Auf dem Weg zur Unterkunft, finden wir in der Innenstadt ein Kaufland Supermarkt und Klaus geht hinein um ein Sixpack Apfelsaftschorle zu kaufen. Immer nur pures Wasser ist auf Dauer bisschen langweilig …

Am Ende der Fußgängerzone finden wir dann auch den Gasthof Waldhorn. Endlich. Doch dann der nächste Schock: Ein großes Schild an der Hauswand: Wir haben Betriebsferien. Argh! Ich hatte doch extra reserviert. Da hat keiner was von Betriebsferien gesagt … Doch ein weiterer Blick zeigt das etwas kleiner geschriebene Schild darunter: das Hotel ist geöffnet, Eingang um die Ecke! - Und wieder stehen wir vor einer verschlossenen Tür. An dieser wieder ein Schild, man soll, wenn man denn reserviert hat, eine Handynummer anrufen. Ich wähle die Nummer. Nix. Ich versuche es zweimal, dreimal. Nix. 
Na wenigstens stehen hier Bänke und Tische und Klaus hat es sich da erstmal bequem gemacht. Nach einer gefühlten Ewigkeit dann ein Rückruf. Die nette Dame erklärt mir, neben dem Eingang sei ein kleiner Safe. Ich bekomme den Code, und darin der Schlüssel mit meinem Namen und einer Zimmernummer. Nichts wie rein.
Wir sind freuen uns, als wir endlich im Zimmer sind. Erstmal Rucksack runter und Schuhe aus. Dann die ersehnte Dusche. Ein frisches Shirt anziehen und schon sieht die Welt wieder bunt aus.

Etwas später machen wir uns auf die Suche nach etwas Essbarem und gehen wir wieder durch die Innenstadt. Vorhin war hier wesentlich mehr los. Und da waren doch auch noch viel mehr Restaurants, oder? Letztlich finden wir noch ein griechisches Lokal, dass einen Biergarten hat. Der Abend ist sommerlich warm und wir möchten unbedingt draußen sitzen. Wenn ich so unterwegs bin, also immer draußen, mag ich nach einer Weile gar nicht mehr drinnen sein. Zum Schlafen, ja das ist okay, aber ansonsten beklemmen mich geschlossene Räume dann fast.
Das Essen ist so naja, aber es macht satt. Christine und Elisabeth laufen vorbei und wir plaudern noch einen Moment. Sie übernachten im Rössle (ich hatte dort auch angefragt, aber die nehmen keine Hunde). Sie haben auch dort gegessen und es sei richtig gut gewesen. Wenn wir das gewusst hätten. Aber wenn man sich nicht auskennt, ist es in einer fremden Stadt eben schwieriger ein gutes Restaurant zu finden.
Auf dem Rückweg zu unseren Unterkünften machen wir noch an der Eisdiele Halt und gönnen uns einen schönen großen Eisbecher.

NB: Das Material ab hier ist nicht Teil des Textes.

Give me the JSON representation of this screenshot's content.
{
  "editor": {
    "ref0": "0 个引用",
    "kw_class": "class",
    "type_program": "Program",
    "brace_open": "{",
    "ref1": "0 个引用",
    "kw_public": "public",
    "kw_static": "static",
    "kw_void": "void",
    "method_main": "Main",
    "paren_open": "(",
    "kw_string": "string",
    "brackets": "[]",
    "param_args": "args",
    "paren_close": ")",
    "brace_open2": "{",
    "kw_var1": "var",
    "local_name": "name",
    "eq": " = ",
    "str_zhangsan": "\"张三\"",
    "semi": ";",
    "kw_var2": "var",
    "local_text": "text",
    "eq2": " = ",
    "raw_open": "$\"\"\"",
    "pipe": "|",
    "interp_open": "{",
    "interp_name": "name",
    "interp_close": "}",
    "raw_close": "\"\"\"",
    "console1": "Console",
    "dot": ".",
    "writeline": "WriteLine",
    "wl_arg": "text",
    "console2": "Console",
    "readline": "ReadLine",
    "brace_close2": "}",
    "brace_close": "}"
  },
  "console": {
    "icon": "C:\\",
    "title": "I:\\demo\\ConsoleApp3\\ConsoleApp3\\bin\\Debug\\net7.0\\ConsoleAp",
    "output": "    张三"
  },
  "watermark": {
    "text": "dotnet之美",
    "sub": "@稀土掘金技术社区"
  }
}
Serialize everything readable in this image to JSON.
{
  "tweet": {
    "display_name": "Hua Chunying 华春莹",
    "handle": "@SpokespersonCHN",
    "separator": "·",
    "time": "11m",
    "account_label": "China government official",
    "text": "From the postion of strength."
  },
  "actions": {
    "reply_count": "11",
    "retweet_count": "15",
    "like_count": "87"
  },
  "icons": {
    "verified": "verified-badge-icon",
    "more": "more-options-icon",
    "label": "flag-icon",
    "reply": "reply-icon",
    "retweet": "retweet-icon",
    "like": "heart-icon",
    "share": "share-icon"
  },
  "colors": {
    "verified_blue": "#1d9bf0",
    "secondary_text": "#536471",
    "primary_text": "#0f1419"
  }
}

Später, kurz bevor ich dann einschlafe, denke ich noch: Im Gegensatz zu meiner großen Pilgerreise 2011, bei der es gut 2 – 3 Wochen dauerte, bis ich so richtig auf dem Weg angekommen bin, bin ich diesmal schon nach diesen wenigen Tagen ganz und gar auf dem Weg. Kein Fernsehen oder Radio, im Prinzip kein Kontakt zu Zuhause, lenkt ab. Es interessiert mich auch nicht wirklich was so passiert. Wichtig ist es, einen Fuß vor den anderen zu setzen, den Weg zu finden und ihm zu folgen, Wasser Nachschub besorgen und essen. Mehr nicht. Ich bin ganz und gar angekommen im ‚weg sein‘.